Bahamas: primer ministro presentó 20 propuestas para combatir el crimen


Bahamas PM pledges to escalate war on criminals

Prime Minister Perry Christie has revealed more than 20 initiatives the Cabinet has agreed to as part of the government’s effort to “escalate” the war on crime in The Bahamas.

However, many of the ideas are already in place or are plans the government previously promised to implement.

At a press conference at the Cabinet Office on Monday afternoon, the prime minister read a statement but did not take questions to explain the crime plan.

Chief among the initiatives are plans to increase police saturation patrols in crime hot spots and possibly reinstating the 12-hour shift for police officers, Christie said on Monday.

The government announced the 12-hour shift in September but it was soon met with resistance from the Police Staff Association.

“Reinstatement of the 12-hour policing shift, possibly on new terms, is now the subject of intense study and discussion,” said Christie, who was flanked by members of his Cabinet.

“A further announcement on this subject can be expected once the necessary consultations within law enforcement have been completed.”

Christie spoke to reporters not long after concluding a special Cabinet meeting on crime.

The meeting came in response to a “heinous” drive-by shooting at a park in Fox Hill on Friday that killed four people and injured seven others.

Christie said the government is satisfied that those responsible will soon be brought to justice.

As part of the government’s plan, Christie said police will also target prolific offenders, especially those on bail, and establish a gang unit.

He said his administration is concerned about the number of people who are charged with serious crimes and granted bail.

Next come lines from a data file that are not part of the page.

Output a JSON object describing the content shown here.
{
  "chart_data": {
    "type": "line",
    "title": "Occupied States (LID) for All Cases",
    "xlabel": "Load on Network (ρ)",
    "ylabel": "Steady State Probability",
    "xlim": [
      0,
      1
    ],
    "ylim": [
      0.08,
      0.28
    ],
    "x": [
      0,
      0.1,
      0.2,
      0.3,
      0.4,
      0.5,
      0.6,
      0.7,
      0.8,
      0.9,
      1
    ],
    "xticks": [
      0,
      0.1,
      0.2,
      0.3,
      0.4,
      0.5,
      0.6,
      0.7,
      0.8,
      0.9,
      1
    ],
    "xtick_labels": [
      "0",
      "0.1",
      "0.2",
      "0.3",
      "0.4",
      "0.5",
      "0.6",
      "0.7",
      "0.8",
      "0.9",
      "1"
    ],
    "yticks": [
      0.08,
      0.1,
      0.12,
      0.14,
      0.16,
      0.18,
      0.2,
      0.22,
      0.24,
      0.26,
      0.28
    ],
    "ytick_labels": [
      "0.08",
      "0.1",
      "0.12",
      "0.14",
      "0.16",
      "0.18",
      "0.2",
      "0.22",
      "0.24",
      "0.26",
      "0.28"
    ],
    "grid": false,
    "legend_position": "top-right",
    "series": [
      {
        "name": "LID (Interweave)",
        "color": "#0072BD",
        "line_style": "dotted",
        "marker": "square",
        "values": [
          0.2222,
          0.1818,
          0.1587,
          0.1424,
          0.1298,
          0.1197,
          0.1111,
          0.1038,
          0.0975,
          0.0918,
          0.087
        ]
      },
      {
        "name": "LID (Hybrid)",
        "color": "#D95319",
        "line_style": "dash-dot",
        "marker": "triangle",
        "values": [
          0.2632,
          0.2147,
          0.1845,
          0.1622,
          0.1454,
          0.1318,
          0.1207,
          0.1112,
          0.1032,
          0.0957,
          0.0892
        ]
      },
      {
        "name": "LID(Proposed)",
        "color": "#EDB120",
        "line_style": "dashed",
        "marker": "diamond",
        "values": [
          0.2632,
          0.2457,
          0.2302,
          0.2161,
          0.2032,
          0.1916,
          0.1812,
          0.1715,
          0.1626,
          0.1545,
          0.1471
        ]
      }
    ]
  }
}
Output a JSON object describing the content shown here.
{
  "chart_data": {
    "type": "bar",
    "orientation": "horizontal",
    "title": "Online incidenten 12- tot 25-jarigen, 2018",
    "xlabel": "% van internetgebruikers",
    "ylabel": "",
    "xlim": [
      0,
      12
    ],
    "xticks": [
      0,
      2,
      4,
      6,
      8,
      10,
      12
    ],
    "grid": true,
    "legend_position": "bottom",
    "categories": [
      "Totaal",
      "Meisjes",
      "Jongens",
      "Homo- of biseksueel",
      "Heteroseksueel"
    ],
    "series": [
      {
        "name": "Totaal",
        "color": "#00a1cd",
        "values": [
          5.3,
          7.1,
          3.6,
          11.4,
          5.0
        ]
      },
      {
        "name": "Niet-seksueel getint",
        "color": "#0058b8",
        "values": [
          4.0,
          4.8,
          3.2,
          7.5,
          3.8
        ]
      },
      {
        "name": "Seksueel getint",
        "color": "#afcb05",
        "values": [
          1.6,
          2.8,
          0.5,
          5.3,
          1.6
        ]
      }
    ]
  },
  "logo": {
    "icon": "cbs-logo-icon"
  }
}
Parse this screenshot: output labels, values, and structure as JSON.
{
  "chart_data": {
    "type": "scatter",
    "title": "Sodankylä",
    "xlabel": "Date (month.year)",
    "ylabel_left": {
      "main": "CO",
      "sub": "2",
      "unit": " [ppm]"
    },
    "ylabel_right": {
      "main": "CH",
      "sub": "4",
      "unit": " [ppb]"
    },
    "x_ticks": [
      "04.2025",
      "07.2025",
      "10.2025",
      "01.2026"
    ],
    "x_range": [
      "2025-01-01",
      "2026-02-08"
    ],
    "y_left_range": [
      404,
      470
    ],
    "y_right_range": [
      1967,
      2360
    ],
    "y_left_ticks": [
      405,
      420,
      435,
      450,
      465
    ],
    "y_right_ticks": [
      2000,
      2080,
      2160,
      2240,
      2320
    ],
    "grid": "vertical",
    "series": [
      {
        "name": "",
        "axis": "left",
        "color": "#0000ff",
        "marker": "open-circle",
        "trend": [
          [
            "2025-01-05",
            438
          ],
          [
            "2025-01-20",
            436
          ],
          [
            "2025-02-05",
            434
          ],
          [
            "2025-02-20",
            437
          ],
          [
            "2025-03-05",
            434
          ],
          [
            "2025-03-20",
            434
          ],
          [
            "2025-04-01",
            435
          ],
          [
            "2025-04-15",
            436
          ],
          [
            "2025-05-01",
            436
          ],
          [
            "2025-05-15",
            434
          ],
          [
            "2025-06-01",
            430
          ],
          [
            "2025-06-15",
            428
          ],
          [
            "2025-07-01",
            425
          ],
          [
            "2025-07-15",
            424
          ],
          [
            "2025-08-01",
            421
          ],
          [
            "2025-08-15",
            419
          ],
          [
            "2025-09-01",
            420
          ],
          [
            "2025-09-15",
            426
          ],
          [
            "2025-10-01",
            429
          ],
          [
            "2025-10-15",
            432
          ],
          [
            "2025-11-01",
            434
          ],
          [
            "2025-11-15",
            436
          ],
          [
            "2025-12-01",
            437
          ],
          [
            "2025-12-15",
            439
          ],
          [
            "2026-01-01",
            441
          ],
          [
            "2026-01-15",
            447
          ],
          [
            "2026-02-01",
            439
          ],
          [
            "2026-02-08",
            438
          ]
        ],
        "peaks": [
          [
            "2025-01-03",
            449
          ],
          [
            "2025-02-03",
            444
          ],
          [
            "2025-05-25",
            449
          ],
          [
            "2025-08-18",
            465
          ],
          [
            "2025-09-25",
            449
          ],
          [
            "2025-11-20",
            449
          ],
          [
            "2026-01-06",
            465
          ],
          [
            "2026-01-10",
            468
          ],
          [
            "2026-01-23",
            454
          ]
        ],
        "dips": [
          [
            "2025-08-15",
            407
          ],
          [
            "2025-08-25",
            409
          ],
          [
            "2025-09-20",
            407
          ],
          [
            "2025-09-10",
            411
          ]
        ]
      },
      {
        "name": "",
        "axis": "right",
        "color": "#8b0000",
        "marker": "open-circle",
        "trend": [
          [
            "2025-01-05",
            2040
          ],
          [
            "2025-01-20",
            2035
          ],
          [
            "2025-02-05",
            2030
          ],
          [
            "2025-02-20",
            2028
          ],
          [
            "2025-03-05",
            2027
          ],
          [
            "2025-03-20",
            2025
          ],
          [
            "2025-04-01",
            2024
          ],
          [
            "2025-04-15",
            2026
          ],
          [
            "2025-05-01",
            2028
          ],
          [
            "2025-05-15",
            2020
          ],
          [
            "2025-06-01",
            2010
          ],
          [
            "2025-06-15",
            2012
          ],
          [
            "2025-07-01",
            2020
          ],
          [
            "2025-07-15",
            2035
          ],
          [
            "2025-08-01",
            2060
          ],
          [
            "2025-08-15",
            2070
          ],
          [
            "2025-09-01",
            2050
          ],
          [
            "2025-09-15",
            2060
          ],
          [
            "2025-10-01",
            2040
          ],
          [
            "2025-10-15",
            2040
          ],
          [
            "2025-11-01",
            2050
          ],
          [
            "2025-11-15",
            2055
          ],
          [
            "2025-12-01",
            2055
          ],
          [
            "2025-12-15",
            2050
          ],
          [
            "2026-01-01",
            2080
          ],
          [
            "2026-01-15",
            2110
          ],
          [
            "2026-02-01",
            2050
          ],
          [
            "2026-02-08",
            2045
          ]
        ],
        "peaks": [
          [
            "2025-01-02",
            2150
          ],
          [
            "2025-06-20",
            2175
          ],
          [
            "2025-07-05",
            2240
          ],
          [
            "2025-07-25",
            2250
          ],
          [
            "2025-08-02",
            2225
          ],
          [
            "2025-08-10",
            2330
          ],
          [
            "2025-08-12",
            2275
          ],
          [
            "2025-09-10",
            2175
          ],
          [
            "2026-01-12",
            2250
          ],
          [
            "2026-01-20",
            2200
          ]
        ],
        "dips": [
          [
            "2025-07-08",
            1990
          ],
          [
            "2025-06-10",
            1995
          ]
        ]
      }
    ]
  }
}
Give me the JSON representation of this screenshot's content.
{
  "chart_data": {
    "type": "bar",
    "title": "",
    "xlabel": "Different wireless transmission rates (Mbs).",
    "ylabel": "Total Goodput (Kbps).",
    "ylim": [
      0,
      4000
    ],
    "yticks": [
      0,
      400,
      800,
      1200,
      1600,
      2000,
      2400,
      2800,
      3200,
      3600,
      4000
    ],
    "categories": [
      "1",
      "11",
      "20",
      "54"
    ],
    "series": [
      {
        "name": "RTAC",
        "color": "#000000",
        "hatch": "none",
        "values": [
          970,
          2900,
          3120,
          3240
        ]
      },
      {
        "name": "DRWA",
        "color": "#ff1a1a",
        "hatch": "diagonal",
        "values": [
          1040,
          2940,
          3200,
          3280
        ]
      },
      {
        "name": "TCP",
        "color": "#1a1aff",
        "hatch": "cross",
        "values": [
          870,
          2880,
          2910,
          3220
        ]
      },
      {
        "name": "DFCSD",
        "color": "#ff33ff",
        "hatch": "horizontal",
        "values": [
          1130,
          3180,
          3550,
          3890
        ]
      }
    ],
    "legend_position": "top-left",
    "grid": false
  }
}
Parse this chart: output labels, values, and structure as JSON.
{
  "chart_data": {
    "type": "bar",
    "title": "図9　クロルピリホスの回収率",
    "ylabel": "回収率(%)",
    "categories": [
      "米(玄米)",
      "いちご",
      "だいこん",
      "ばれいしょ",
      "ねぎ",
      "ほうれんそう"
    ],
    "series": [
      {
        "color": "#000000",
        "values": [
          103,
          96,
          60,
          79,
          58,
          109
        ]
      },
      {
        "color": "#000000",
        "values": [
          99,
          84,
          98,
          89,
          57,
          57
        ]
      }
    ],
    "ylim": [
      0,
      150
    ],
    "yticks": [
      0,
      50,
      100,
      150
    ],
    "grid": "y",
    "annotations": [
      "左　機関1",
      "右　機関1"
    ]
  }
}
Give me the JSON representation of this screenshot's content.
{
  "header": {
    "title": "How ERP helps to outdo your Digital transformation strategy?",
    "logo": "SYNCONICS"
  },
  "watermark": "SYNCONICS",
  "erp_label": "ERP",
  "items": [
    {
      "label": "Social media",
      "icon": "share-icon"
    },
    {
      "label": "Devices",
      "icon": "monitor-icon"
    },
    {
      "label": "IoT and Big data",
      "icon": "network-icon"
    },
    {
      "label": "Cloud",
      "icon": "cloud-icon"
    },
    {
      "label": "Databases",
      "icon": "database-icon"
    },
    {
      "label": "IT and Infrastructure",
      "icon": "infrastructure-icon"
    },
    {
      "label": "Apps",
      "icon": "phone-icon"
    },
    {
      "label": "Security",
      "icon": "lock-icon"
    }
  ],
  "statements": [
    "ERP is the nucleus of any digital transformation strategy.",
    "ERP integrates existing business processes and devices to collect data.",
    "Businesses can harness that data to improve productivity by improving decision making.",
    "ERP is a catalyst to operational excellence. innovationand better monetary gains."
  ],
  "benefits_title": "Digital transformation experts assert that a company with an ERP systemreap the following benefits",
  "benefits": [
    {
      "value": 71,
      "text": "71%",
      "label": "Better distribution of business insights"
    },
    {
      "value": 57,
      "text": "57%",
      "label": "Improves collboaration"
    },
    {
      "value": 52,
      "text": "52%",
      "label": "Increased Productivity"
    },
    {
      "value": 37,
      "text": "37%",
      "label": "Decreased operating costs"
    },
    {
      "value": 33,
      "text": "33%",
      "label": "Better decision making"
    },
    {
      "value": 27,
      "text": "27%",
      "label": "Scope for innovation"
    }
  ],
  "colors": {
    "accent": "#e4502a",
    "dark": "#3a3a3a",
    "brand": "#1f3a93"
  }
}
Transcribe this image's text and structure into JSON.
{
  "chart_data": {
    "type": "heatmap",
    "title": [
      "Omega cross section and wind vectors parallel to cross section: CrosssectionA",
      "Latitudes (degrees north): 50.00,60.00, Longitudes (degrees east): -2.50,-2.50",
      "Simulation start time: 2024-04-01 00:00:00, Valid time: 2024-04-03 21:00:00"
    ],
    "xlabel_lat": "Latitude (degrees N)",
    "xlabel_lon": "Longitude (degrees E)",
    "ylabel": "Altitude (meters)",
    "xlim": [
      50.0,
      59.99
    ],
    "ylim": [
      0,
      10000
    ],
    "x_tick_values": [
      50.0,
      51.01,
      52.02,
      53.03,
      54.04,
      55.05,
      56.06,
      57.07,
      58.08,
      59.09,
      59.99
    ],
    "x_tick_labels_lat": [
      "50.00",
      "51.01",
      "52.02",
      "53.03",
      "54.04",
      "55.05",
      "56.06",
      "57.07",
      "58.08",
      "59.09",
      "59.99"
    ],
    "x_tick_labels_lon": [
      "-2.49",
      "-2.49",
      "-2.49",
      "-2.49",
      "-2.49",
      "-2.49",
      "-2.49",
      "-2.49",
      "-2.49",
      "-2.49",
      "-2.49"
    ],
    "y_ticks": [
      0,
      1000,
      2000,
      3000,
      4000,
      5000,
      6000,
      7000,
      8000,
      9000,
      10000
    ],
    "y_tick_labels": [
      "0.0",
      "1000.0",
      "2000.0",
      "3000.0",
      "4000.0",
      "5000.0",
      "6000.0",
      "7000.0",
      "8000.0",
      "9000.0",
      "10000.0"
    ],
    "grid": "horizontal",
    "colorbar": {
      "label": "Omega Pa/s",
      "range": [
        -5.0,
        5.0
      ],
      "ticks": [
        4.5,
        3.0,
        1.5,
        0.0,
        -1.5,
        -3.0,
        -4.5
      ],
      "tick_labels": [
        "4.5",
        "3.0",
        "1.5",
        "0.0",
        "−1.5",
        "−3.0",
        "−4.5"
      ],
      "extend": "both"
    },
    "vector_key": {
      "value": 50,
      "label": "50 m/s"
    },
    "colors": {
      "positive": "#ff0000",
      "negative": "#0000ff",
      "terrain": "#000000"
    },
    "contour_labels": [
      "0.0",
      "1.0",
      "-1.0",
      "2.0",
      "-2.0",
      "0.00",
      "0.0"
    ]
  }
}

“This is a major problem in the war against crime,” he said.

To counteract this, Christie said the government is prepared to introduce legislation that will restrict judges’ ability to grant bail for those charged with violent crimes or gun charges.

Christie said the Ministry of Works has been given instructions to “work around the clock” to complete the refurbishment of additional criminal courts so that 10 facilities will be able to operate simultaneously.

He said this should expedite criminal cases and reduce the number of people granted bail for serious offenses.

“The courts will be properly resourced in additional ways so as to eliminate delays and postponements,” said Christie. However, he did not elaborate on this pledge.

Christie said Operation Ceasefire will mount “aggressive” initiatives which include the expansion of the capabilities of the Royal Bahamas Police Force’s Situation Room to collect and analyze data; outsourcing the repair and maintenance of police cars so the entire RBPF fleet is operational; improving the EMT program; appointing new judges and public defenders and improving intelligence gathering capabilities.

The government will also expand New Providence’s CCTV coverage; expand the use of reserve officers; accelerate the training of police recruits; expand the use of plainclothes officers and adopt a “strike force” strategy.

Other plans include the introduction of legislation aimed at career criminals with stiffer penalties for gun crimes and trafficking, witness intimidation and other serious crimes.

The government is also considering a gun amnesty; buy back, exchange or bounty and a special court for firearm cases, Christie said.

The Ingraham administration set up a dedicated gun court in January 2011.

Christie said the Ministry of Works, through Urban Renewal, will clean vacant lots to remove the spaces where criminals hide weapons.

The country has recorded 118 murders for the year and there are widespread worries about other serious crimes as well.

Christie said the government will be relentless in its crime fight.

“The government of The Bahamas will not compromise itself in its efforts to relentlessly fight this scourge of crime,” he said.

“…So we expect therefore on a continued basis to enlarge our reach, both from the point of view of policing and from the point of view of addressing the environmental challenges that possibly act as an incubator for crimes of anger.”